First cracks in GOP resolve on tax rates
WASHINGTON (AP) — The first cracks are developing among Republicans over whether to accept a quick deal with President Barack Obama on allowing the top two income tax rates to expire, even as an administration official said the White House was stepping up behind-the-scenes negotiations.
Conservative Oklahoma GOP Rep. Tom Cole told GOP colleagues in a private meeting Tuesday that it's better to make sure that tax cuts for the 98 percent of taxpayers who make less than $200,000 or $250,000 a year are extended than to battle it out with Obama and risk increasing taxes on everyone.

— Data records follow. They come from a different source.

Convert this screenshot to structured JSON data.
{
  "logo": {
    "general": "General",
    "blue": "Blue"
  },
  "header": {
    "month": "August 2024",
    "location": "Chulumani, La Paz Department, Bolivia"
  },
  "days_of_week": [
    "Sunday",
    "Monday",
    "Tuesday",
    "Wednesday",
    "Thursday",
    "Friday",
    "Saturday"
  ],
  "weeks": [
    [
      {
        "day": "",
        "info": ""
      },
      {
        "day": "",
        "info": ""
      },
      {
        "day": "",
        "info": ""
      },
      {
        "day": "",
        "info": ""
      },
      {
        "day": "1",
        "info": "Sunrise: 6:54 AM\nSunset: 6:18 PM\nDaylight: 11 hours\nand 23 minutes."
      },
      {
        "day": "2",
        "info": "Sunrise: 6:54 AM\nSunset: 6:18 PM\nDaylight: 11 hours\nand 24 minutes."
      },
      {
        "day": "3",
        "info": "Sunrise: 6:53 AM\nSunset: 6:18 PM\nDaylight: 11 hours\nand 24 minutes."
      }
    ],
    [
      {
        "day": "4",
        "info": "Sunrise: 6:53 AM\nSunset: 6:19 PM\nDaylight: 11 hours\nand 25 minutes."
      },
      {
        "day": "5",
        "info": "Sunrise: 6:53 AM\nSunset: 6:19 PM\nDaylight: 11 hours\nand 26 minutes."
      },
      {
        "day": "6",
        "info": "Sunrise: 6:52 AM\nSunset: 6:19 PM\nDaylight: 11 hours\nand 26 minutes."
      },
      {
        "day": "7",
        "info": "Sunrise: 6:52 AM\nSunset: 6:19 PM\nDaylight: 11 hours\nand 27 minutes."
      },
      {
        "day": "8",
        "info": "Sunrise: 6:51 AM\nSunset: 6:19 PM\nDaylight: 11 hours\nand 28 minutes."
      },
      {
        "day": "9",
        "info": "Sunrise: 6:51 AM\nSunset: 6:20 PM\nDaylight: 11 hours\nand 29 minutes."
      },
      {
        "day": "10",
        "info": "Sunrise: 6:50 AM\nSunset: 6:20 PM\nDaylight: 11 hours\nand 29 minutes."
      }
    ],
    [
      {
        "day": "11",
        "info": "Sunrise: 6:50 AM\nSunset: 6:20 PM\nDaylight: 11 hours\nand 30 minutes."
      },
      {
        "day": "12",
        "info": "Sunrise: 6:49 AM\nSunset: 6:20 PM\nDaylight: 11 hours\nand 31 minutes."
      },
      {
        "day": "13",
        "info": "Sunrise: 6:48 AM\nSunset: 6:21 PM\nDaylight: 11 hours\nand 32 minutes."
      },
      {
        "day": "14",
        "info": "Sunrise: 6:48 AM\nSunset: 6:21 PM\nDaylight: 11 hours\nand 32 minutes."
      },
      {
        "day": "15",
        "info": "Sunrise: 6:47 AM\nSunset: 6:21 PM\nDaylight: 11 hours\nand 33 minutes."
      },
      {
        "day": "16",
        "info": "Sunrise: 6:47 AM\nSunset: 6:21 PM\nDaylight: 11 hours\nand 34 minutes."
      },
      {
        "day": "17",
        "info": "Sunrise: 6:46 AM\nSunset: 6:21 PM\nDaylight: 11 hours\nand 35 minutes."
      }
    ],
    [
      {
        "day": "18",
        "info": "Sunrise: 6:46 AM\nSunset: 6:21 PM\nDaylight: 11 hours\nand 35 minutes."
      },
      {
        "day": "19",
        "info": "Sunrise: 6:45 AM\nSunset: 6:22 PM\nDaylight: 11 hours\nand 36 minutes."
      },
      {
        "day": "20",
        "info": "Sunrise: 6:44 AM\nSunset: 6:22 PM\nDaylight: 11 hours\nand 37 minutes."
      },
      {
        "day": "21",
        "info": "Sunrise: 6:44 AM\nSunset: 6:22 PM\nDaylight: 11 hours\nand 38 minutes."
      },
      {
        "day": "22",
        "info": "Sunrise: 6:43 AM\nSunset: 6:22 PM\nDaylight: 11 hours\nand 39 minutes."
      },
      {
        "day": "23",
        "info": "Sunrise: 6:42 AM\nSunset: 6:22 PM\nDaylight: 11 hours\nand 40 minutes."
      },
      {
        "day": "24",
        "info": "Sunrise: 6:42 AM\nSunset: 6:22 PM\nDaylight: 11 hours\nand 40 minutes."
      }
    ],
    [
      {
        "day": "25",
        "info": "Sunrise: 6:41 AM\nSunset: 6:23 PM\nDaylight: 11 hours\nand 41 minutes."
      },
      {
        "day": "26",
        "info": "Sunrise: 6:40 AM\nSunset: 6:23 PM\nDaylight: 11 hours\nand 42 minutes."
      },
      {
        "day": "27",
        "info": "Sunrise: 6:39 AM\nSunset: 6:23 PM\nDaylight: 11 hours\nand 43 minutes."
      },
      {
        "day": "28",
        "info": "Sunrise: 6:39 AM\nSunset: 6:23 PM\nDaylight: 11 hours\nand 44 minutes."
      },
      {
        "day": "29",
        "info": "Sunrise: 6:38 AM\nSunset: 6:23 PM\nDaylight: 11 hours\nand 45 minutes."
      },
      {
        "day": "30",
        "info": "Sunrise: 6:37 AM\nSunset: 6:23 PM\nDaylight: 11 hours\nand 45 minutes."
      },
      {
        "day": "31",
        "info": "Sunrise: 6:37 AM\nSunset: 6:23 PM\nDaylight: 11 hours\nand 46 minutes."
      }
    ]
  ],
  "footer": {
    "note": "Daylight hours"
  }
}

Cole's remarks are noteworthy because he's a longtime GOP loyalist and a confidant of House Speaker John Boehner, R-Ohio. They were made in a meeting of the House GOP Republican whip team, which is a sounding board for GOP leaders.
"If we don't believe taxes should go up on anybody, why can't we accept a deal that takes 98 percent out and still leaves us free to fight on the other grounds," Cole said in an interview today. "I'm not for using the American people for leverage or as a hostage."
Meanwhile, an administration official speaking on grounds of anonymity told The Associated Press that two of Obama's top negotiators on the fiscal issues will meet separately Thursday with leading lawmakers.